I don't know much about Laravel, but generally speaking it works almost exactly like with a regular username/password login page. The only difference is that instead of validating a password, you validate the signature of the SAML assertion (and extract the username from it).
All your regular routes check for a session and if the session is missing, they redirect to your "login" endpoint. (Or even directly call the SAML module so that it redirects straight to the IdP.)
The SAML "assertion consumer" endpoint validates the assertion, parses it to extract the username/userid, then proceeds like usual – finds the user in the user table (maybe auto-creates the user), establishes a session, sets a cookie, redirects back.
In the single Laravel app that I'd converted to SAML SSO, the app had already been using Sentinel to handle password authentication, so the controller for the "login" route became a lot like this:
if ($user = Sentinel::findByCredentials(["userid" => $saml_uid])) {
Sentinel::login($user);
$this->updateFromSaml($user); /* updates the user's display name, email, etc */
return redirect()->route(self::DEFAULT_PAGE);
}
For comparison, in a few other PHP apps before that, I used SimpleSAMLphp as the SAML2 component (it is not only a standalone IdP but also an embeddable SP) – it manages its own SP session orthogonal to my app's session, so I could just call $sp->requireAuth()
at the top of every page, and despite appearance this would only redirect to IdP once and automatically cache the result in a session thereafter. (In fact, for the very smallest apps I didn't even bother with my own sessions, relying on SimpleSAMLphp to handle that.)
Let's say I create a session as I would normally do, and this session is 1 hour long. Then the user logs out of the SAML session from another website, and then he returns back to my app before that 1 hour passes - he is still considered logged in even though he logged out entirely from the SAML session
SAML2 has a "Single Logout" (SLO) mechanism to handle this, which works most of the time:
The IdP has its own session for the user of course, and in that session it keeps track of every SP visited by the user during the session.

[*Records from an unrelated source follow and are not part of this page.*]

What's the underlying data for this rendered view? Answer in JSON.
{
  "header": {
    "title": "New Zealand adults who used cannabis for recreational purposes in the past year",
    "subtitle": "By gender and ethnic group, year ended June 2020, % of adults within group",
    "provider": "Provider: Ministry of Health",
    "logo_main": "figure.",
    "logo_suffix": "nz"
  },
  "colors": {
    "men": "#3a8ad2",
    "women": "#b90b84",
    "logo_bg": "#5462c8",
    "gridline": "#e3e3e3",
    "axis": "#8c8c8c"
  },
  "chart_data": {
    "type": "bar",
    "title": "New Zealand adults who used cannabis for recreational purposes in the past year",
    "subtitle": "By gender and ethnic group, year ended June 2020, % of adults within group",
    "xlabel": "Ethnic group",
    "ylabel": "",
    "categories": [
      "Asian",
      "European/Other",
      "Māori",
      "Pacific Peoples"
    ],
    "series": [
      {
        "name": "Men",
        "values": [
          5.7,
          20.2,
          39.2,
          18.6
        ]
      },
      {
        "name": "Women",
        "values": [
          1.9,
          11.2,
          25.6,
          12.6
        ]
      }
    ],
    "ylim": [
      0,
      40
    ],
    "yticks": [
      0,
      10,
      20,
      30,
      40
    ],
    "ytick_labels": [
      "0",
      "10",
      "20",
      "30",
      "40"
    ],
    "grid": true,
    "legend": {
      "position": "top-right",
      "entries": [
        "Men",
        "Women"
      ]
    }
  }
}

Whenever the user logs out from any SP, that SP sends a SAML SLO request to the IdP.
(The SAML module you're using should provide you a function that returns a logout URL that your "Logout" link should redirect the user to.)
Before the IdP terminates its own session, it sends SLO requests to every SP that the user has visited during the session, requesting them to terminate their own sessions for that user.
(This usually happens in the form of a long chain of redirects: IdP→SP1→SP2→SP3→IdP→original SLO requester.)
But generally, logout desync is a "fact of life" with SSO, whether SAML or otherwise.
Though on private/personal devices, I'd say that 1 hour is not a big deal. It is better have the users lock their whole desktop session at OS level (e.g. hit Win+L) when leaving PCs unattended, instead of logging out of websites manually.
And for public devices, it helps if your own session sets a "session cookie" (without an Expires) that disappears whenever the browser is closed, so that you can ask the user to fully close the browser upon logout.